Gdyby tak się stało, służby będą głuche i ślepe?

- Sądzę, że służby sobie poradzą, bardziej obawiam się o policję. Trybunał Konstytucyjny miał różne wątpliwości w stosunku do każdej ze służb. W gruncie rzeczy największym beneficjentem tego wyroku jest policja i tam jest najwięcej zmian. Na przykład dotyczy to dochodzeń, przy prowadzeniu których konieczny jest dostęp do billingów.

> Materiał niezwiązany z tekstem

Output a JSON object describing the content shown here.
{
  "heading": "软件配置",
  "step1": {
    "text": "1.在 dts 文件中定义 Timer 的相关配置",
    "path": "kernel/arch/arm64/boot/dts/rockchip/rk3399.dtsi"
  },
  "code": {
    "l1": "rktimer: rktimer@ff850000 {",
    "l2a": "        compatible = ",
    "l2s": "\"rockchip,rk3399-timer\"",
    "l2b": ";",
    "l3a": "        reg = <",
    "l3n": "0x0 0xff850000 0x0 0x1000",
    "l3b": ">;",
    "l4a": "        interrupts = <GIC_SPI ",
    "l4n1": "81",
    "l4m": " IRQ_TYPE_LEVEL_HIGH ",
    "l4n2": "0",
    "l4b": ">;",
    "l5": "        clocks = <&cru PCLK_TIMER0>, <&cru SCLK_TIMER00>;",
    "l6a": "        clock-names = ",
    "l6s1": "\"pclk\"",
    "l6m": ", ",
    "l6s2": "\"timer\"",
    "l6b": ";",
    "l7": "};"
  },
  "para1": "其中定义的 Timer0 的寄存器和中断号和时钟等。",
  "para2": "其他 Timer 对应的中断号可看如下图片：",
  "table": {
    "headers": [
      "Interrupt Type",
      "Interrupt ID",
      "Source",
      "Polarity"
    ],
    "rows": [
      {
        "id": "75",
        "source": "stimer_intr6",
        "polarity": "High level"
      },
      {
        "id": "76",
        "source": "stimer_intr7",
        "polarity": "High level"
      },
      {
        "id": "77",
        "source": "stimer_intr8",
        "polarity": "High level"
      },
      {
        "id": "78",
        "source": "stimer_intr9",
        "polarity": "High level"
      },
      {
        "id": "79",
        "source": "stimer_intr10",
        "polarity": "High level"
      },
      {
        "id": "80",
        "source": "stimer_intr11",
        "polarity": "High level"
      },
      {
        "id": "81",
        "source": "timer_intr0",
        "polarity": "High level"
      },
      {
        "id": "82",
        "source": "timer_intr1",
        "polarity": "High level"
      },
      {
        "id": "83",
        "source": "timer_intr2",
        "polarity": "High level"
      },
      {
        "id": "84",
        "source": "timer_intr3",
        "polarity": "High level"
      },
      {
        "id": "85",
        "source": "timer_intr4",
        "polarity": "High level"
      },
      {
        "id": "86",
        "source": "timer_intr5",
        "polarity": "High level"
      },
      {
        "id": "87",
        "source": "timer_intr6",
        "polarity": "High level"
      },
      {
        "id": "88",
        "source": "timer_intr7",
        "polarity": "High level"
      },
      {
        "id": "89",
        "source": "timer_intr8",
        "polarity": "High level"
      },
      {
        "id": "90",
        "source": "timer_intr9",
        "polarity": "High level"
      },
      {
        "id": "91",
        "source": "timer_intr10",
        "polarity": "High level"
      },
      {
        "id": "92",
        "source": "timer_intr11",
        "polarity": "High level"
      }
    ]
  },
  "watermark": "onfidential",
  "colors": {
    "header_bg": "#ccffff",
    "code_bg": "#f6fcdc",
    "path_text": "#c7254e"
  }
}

Traktujecie to jak kukułcze jajo?

- Jak ogromne kukułcze jajo. Od początku wiedzieliśmy, że ta sprawa jest bardzo pilna, dlatego powstał projekt poselski. Wzięliśmy na siebie ryzyko pracy, wiedząc, że wersja finalna może mieć różnego rodzaju braki i będzie mocno krytykowana. Wiemy, że to nie jest rozwiązanie ostateczne. Zobaczymy, jak życie je zweryfikuje.

Ostatnio okazało się, że życie niekoniecznie płynie wytyczonym przez prawo nurtem. Jak pan odbiera informacje o inwigilacji dziennikarzy?

- Są szokujące. Aż trudno uwierzyć, że w Biurze Spraw Wewnętrznych Policji były prowadzone nielegalne działania w stosunku do dziennikarzy i ich rodzin. To bardzo mocna informacja. Czekamy na ostateczny raport w tej sprawie od ministra spraw wewnętrznych. Generał Marek Działoszyński, były Komendant Główny Policji, był wcześniej szefem Biura Spraw Wewnętrznych. To tam najprawdopodobniej pracowali jego zaufani ludzie. Podczas inwigilowania dziennikarzy wykorzystał strukturę, którą znał, na której mógł polegać. Dlatego uważam, że nowy komendant powinien przeprowadzić dokładny audyt biura. Tym bardziej że w ostatnim czasie skandalicznie prowadziło ono postępowania w stosunku do policjantów.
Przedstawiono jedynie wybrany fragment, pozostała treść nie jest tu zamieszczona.